Si Ottawa voulait obtenir des résultats concrets, le gouvernement aurait pu consulter les experts avant d’engloutir des centaines de millions de dollars.

 

Les policiers sceptiques

 

«Nous savons que le programme de rachat des armes à feu n’aura aucun impact sur la criminalité à Toronto», a déclaré Clayton Campbell, président de la Toronto Police Association.

 

«Les programmes de rachat sont largement inefficaces pour réduire la violence armée», explique Jooyoung Lee, professeur à l’Université de Toronto spécialisé dans la violence armée au Canada.

 

Des dizaines de corps policiers ont également refusé de participer au programme.

 

Ottawa aurait aussi pu examiner des précédents internationaux.

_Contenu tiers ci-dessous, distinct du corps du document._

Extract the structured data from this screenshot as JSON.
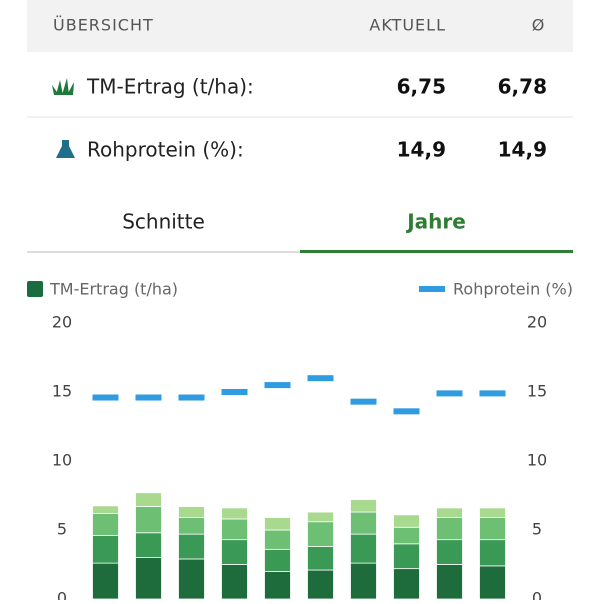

La Nouvelle-Zélande a lancé un programme similaire de confiscation en 2019. Plus de 50 000 armes à feu ont été saisies dans un pays d’environ cinq millions d’habitants.

 

Malgré cela, le nombre de crimes violents commis avec des armes à feu a augmenté après la confiscation.

 

Les provinces disent non

 

Le gouvernement aurait aussi pu demander l’avis des provinces.

 

«Si l’objectif est de retirer des armes aux criminels, je suis entièrement d’accord. Mais ce programme ne semble pas capable d’atteindre cet objectif», a déclaré le premier ministre du Manitoba, Wab Kinew.

 

«Vous vous attaquez au mauvais groupe», a affirmé le premier ministre de l’Ontario, Doug Ford. «Je soutiens les chasseurs et les propriétaires d’armes respectueux des lois.»

 

L’Alberta et la Saskatchewan considèrent le programme tellement absurde qu’elles ont adopté des lois pour empêcher son application sur leur territoire.

 

Toutes les provinces et tous les territoires, à l’exception de la Colombie-Britannique et du Québec, ont également refusé d’y participer.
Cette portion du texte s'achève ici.